The changes aren't limited to natural and organic items. They also encompass products that fall under the larger whole health umbrella. For example, Schnucks integrates its low-carb Center Store products, identifying them in-aisle with "The Low Carb Choice" signs.

Schnucks' approach is in line with conventional stores, which are leaning toward integration, said Jay Jacobowitz, president of Retail Insights, Brattleboro, Vt., which consults to natural food retailers.

For operators that lack a strong natural food shopper base, integration is a way to expose and convert non-natural food shoppers to the category, he said. In most cases, the products can be offset in the regular display with shelf-talkers or related materials. This middle-of-the-road approach has been employed by mainstream retailers like Kroger, in some market areas, to good effect.

Still, a number of retailers operate under segregated formats. Some operators known for high quality, like Wegmans Food Markets, Rochester, N.Y., and Stop & Shop, Quincy, Mass., have embraced a store-within-a-store model. Sweetbay, the format that's replacing Kash n' Karry in Florida, also is taking the segregation approach to its naturals sections, copying the "Nature's Place" format of another Delhaize America banner, Hannaford Bros., Scarborough, Maine.
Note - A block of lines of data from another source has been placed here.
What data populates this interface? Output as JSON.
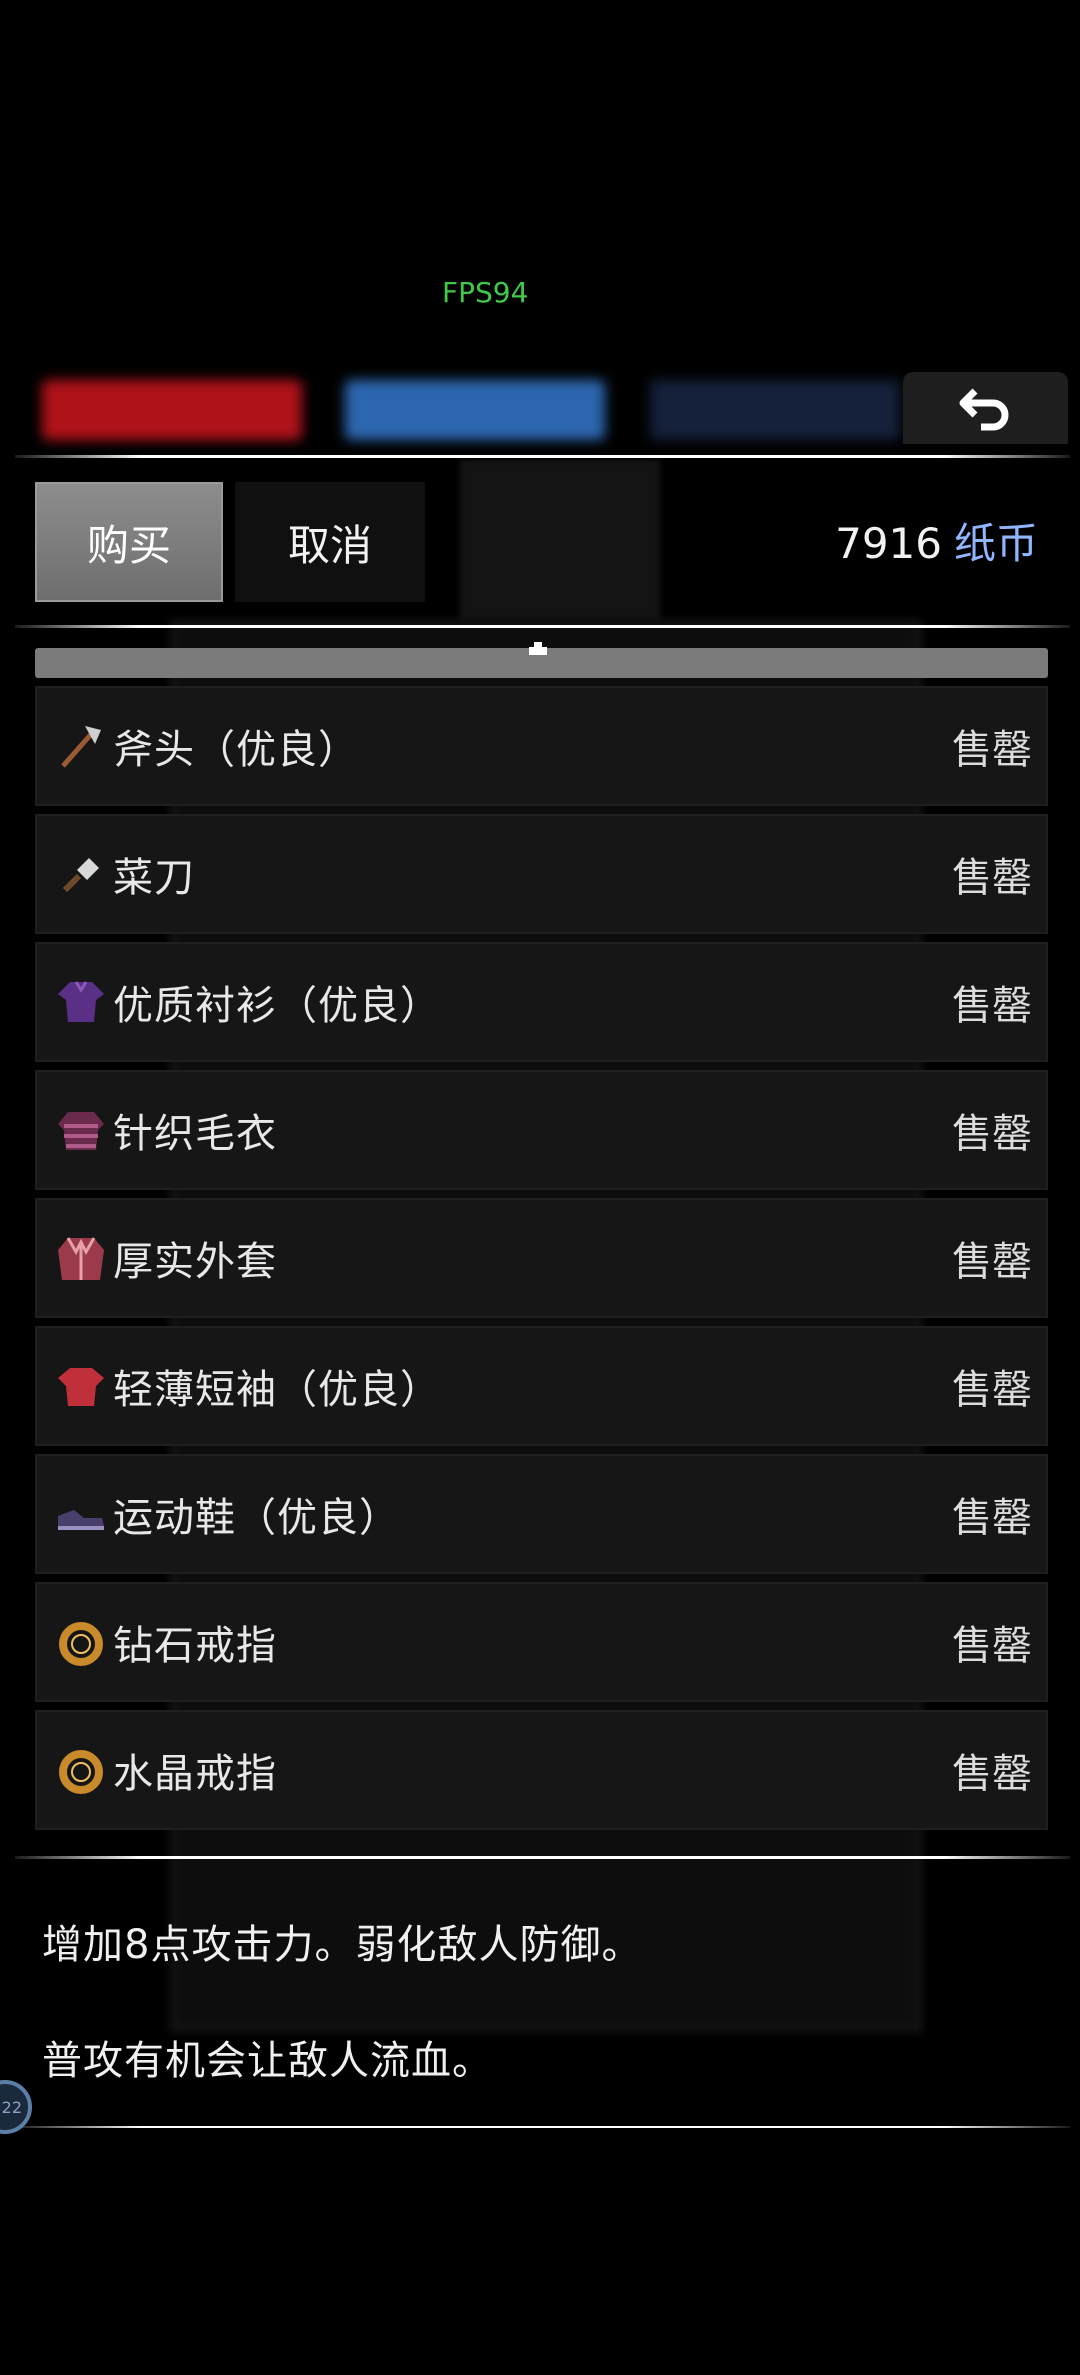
{
  "hud": {
    "fps": "FPS94",
    "badge": "22"
  },
  "toolbar": {
    "buy_label": "购买",
    "cancel_label": "取消"
  },
  "currency": {
    "amount": "7916",
    "unit": "纸币"
  },
  "items": [
    {
      "name": "斧头（优良）",
      "status": "售罄",
      "icon": "axe-icon"
    },
    {
      "name": "菜刀",
      "status": "售罄",
      "icon": "cleaver-icon"
    },
    {
      "name": "优质衬衫（优良）",
      "status": "售罄",
      "icon": "shirt-icon"
    },
    {
      "name": "针织毛衣",
      "status": "售罄",
      "icon": "sweater-icon"
    },
    {
      "name": "厚实外套",
      "status": "售罄",
      "icon": "jacket-icon"
    },
    {
      "name": "轻薄短袖（优良）",
      "status": "售罄",
      "icon": "tshirt-icon"
    },
    {
      "name": "运动鞋（优良）",
      "status": "售罄",
      "icon": "sneakers-icon"
    },
    {
      "name": "钻石戒指",
      "status": "售罄",
      "icon": "ring-icon"
    },
    {
      "name": "水晶戒指",
      "status": "售罄",
      "icon": "ring-icon"
    }
  ],
  "description": {
    "line1": "增加8点攻击力。弱化敌人防御。",
    "line2": "普攻有机会让敌人流血。"
  },
  "colors": {
    "fps": "#3fc94a",
    "currency_unit": "#8fb6ff",
    "buy_button": "#7e7e7e"
  }
}
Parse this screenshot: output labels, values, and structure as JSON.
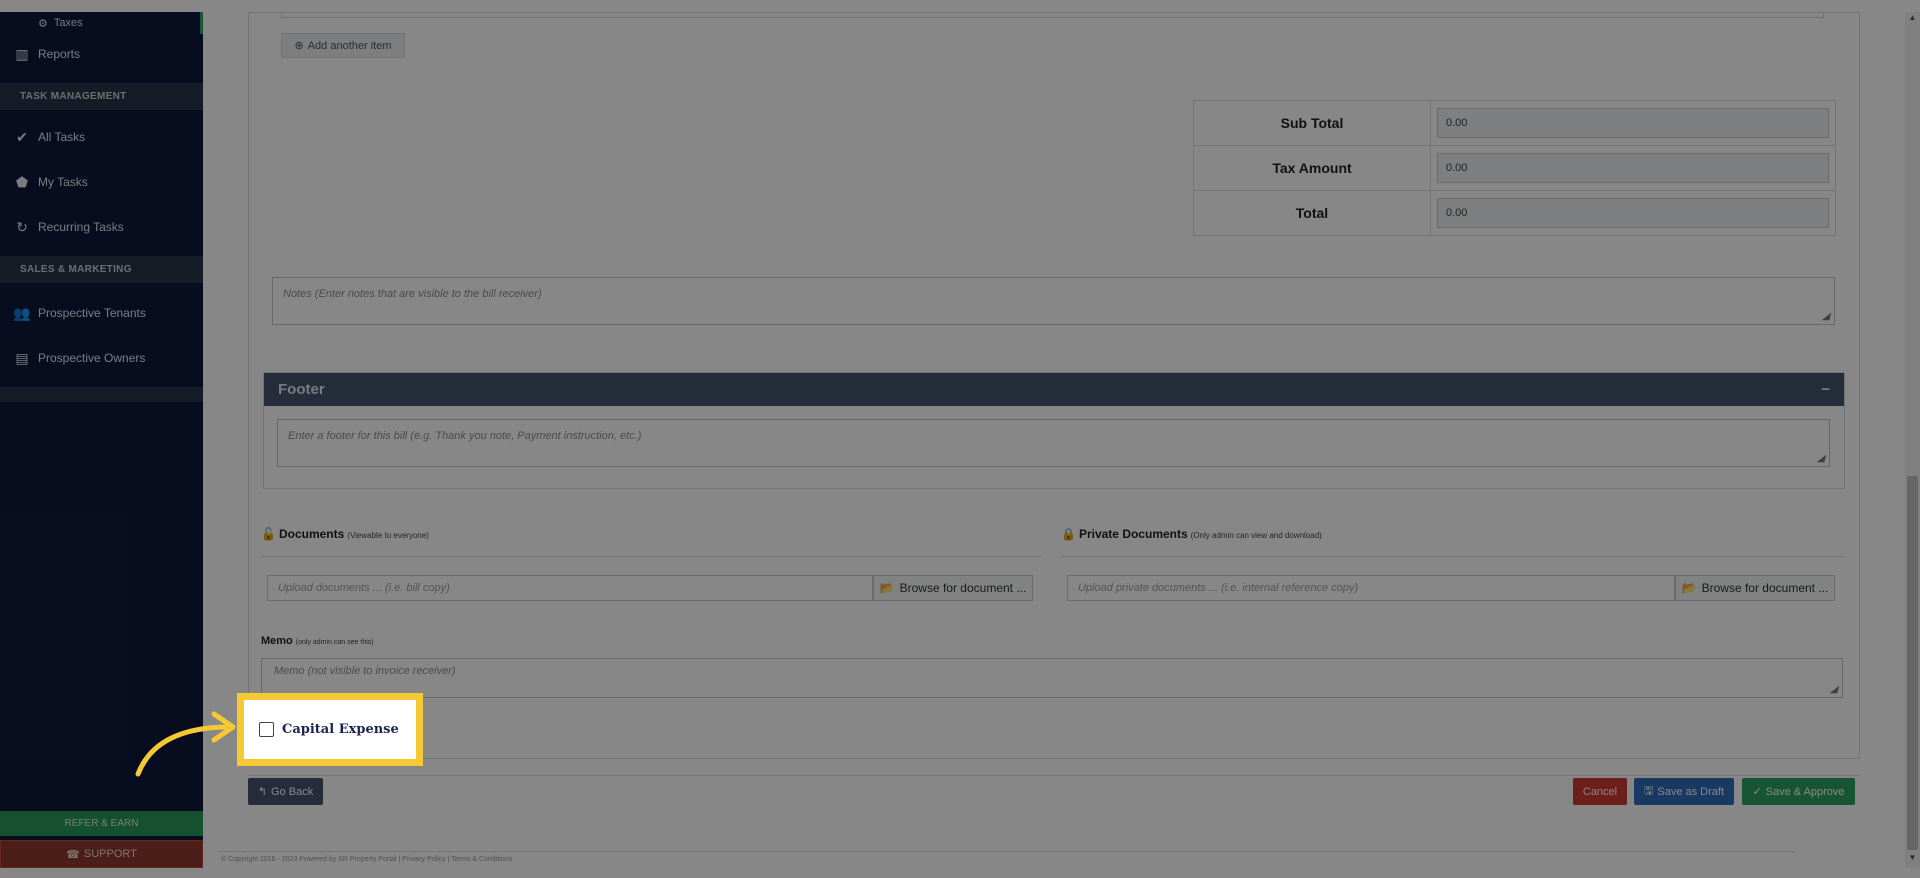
{
  "sidebar": {
    "sub_item": "Taxes",
    "items": [
      {
        "label": "Reports",
        "icon": "bar-chart-icon"
      },
      {
        "label": "All Tasks",
        "icon": "check-icon"
      },
      {
        "label": "My Tasks",
        "icon": "tag-icon"
      },
      {
        "label": "Recurring Tasks",
        "icon": "refresh-icon"
      },
      {
        "label": "Prospective Tenants",
        "icon": "users-icon"
      },
      {
        "label": "Prospective Owners",
        "icon": "id-card-icon"
      }
    ],
    "sections": [
      "TASK MANAGEMENT",
      "SALES & MARKETING"
    ],
    "refer_label": "REFER & EARN",
    "support_label": "SUPPORT"
  },
  "form": {
    "add_item_label": "Add another item",
    "totals": [
      {
        "label": "Sub Total",
        "value": "0.00"
      },
      {
        "label": "Tax Amount",
        "value": "0.00"
      },
      {
        "label": "Total",
        "value": "0.00"
      }
    ],
    "notes_placeholder": "Notes (Enter notes that are visible to the bill receiver)",
    "footer_title": "Footer",
    "footer_collapse": "−",
    "footer_placeholder": "Enter a footer for this bill (e.g. Thank you note, Payment instruction, etc.)",
    "documents": {
      "label": "Documents",
      "hint": "(Viewable to everyone)",
      "placeholder": "Upload documents ... (i.e. bill copy)",
      "browse": "Browse for document ..."
    },
    "private_documents": {
      "label": "Private Documents",
      "hint": "(Only admin can view and download)",
      "placeholder": "Upload private documents ... (i.e. internal reference copy)",
      "browse": "Browse for document ..."
    },
    "memo": {
      "label": "Memo",
      "hint": "(only admin can see this)",
      "placeholder": "Memo (not visible to invoice receiver)"
    },
    "capital_expense_label": "Capital Expense",
    "capital_expense_checked": false
  },
  "actions": {
    "back": "Go Back",
    "cancel": "Cancel",
    "save_draft": "Save as Draft",
    "save_approve": "Save & Approve"
  },
  "footer": {
    "copyright": "© Copyright 2016 - 2023 Powered by SR Property Portal | Privacy Policy | Terms & Conditions"
  },
  "colors": {
    "sidebar_bg": "#0f1a3a",
    "highlight": "#f5c933",
    "cancel": "#cf3b31",
    "draft": "#2f6fba",
    "approve": "#2ea061",
    "footer_header": "#46566f"
  }
}
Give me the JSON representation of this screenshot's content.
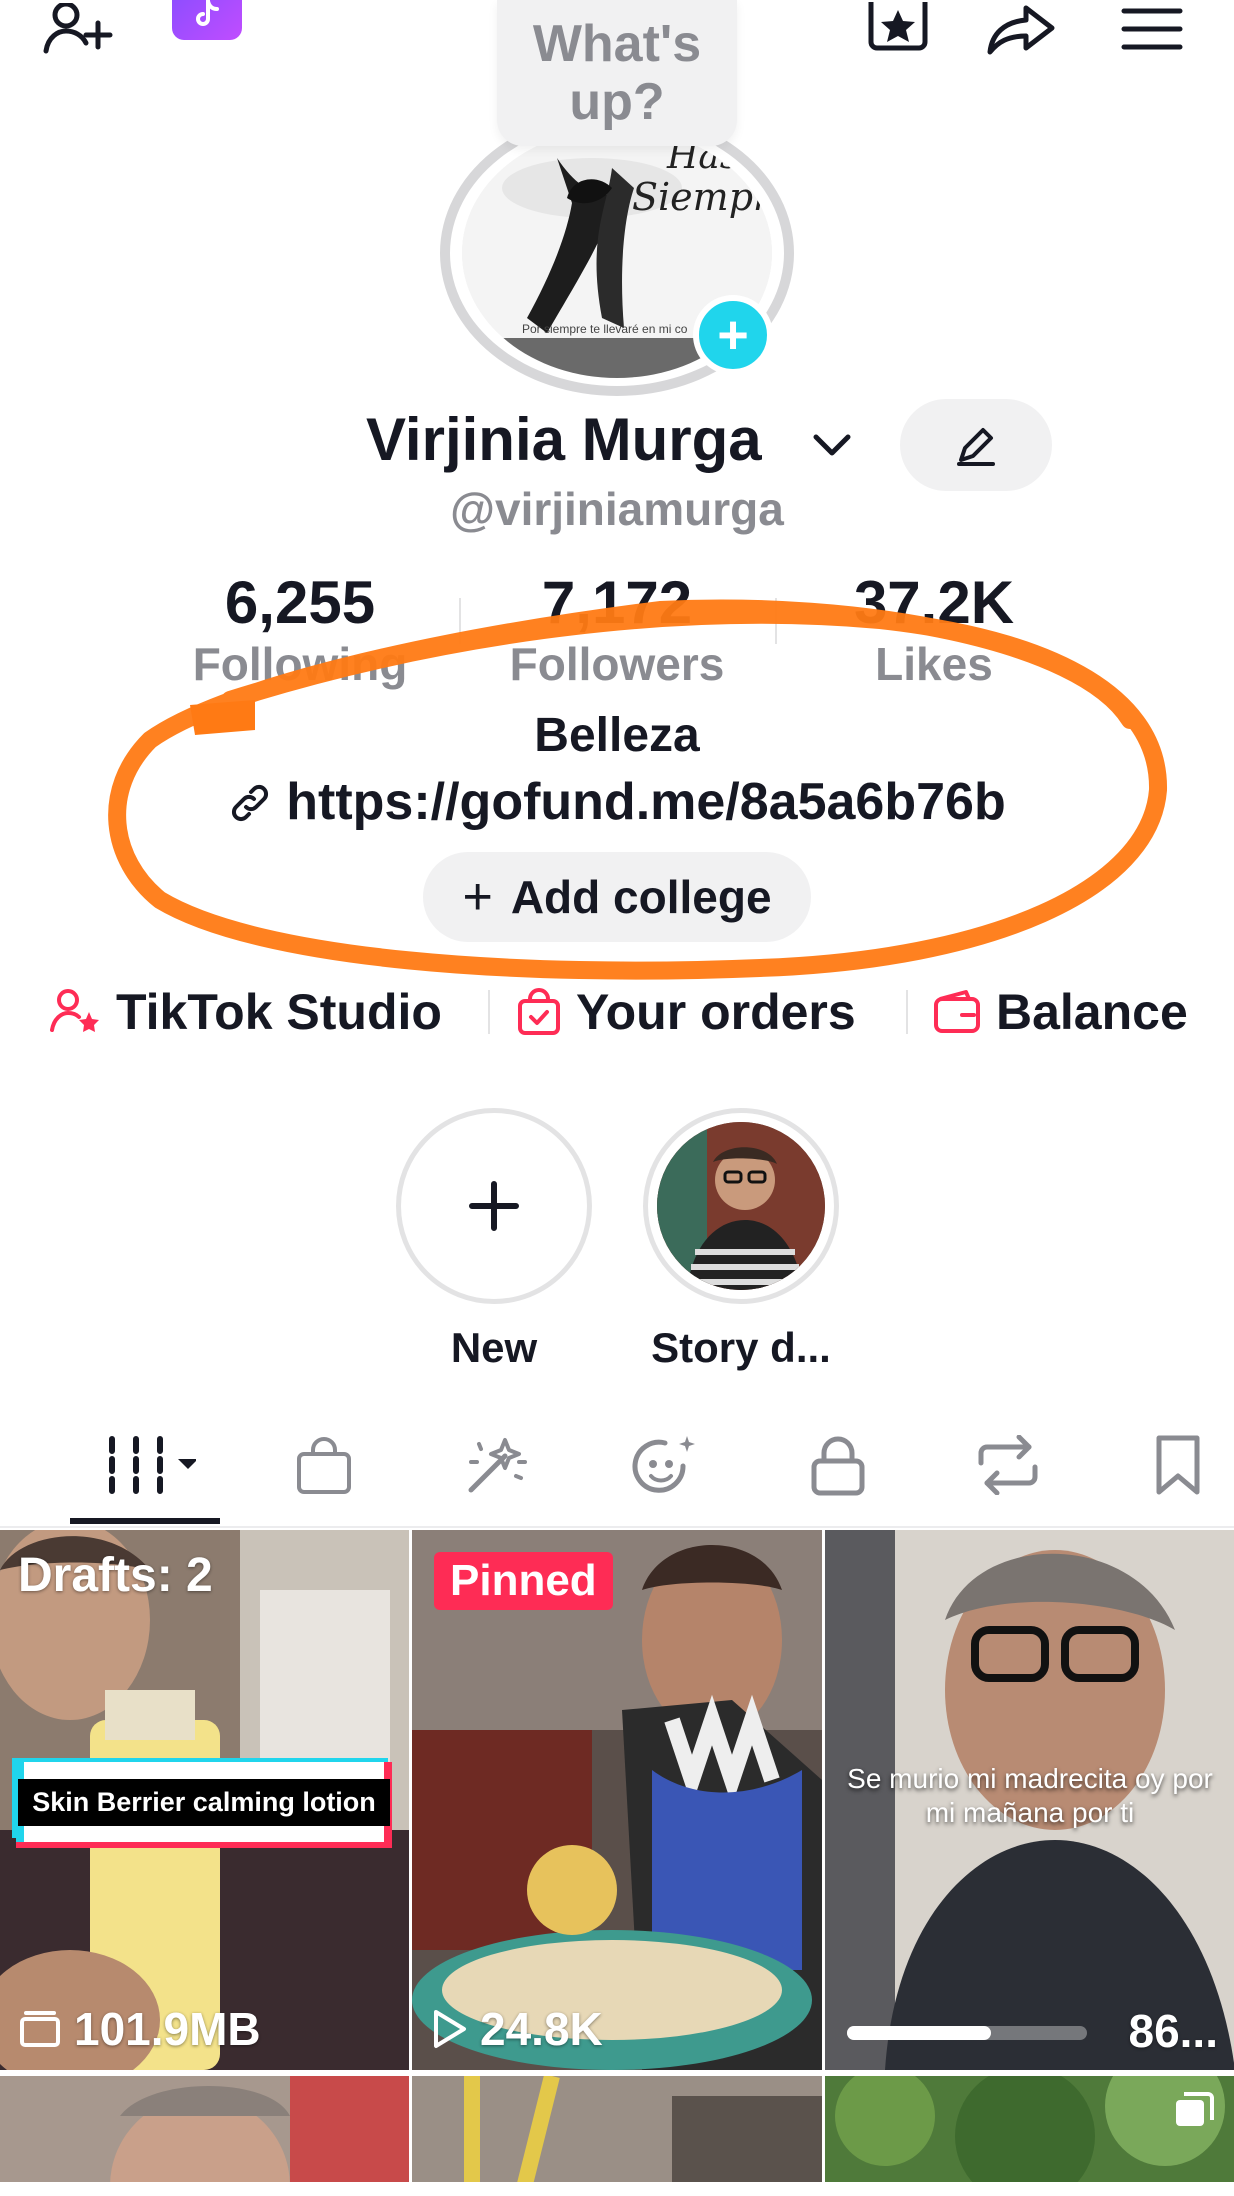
{
  "profile": {
    "bubble_text": "What's up?",
    "name": "Virjinia Murga",
    "handle": "@virjiniamurga",
    "avatar_text_1": "Hasta",
    "avatar_text_2": "Siempre!",
    "avatar_caption": "Por siempre te llevaré en mi co",
    "bio": "Belleza",
    "link": "https://gofund.me/8a5a6b76b",
    "add_college": "Add college"
  },
  "stats": [
    {
      "value": "6,255",
      "label": "Following"
    },
    {
      "value": "7,172",
      "label": "Followers"
    },
    {
      "value": "37.2K",
      "label": "Likes"
    }
  ],
  "shortcuts": [
    {
      "label": "TikTok Studio",
      "icon": "person-star-icon"
    },
    {
      "label": "Your orders",
      "icon": "shopping-bag-icon"
    },
    {
      "label": "Balance",
      "icon": "wallet-icon"
    }
  ],
  "stories": [
    {
      "label": "New"
    },
    {
      "label": "Story d..."
    }
  ],
  "tabs": [
    "videos-grid",
    "shop-bag",
    "magic-wand",
    "face-sparkle",
    "lock",
    "repost",
    "bookmark"
  ],
  "grid": [
    {
      "badge": "Drafts: 2",
      "caption": "Skin Berrier calming lotion",
      "stat": "101.9MB"
    },
    {
      "badge": "Pinned",
      "stat": "24.8K"
    },
    {
      "overlay": "Se murio mi madrecita oy por mi mañana por ti",
      "count": "86...",
      "progress": 0.6
    }
  ],
  "colors": {
    "accent_red": "#fe2c55",
    "accent_cyan": "#20d5ec",
    "highlight_orange": "#ff7a14",
    "text_gray": "#8a8b91"
  }
}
Segregation works for Wegmans and Stop & Shop because they showcase their natural/organic products with prominent store position and sometimes distinctive fixtures, flooring and lighting, Jacobowitz said. Tradition counts, too. Wegmans' store-within-a-store model has been around for 20 years, so customers are trained to look for natural products there, he said.

Hannaford's Nature's Place is a 3,800-stockkeeping-unit section that's differentiated by its decor, color, flooring and lighting, Sweetbay spokeswoman Caren Epstein pointed out. "Our research has suggested, and our customers are telling us, it's a convenience for them to be able to find [natural and organic products] all in the same place," she said. "Our customers are telling us it's something they don't want to have to go to a specialty store to get."

"Either way can work, and the most important component is management's attitude," Jacobowitz added. He said sets that are poorly maintained and stocked send the message that the store isn't behind the products.

"If you're going to get in the category, embrace it and be convincing," he said.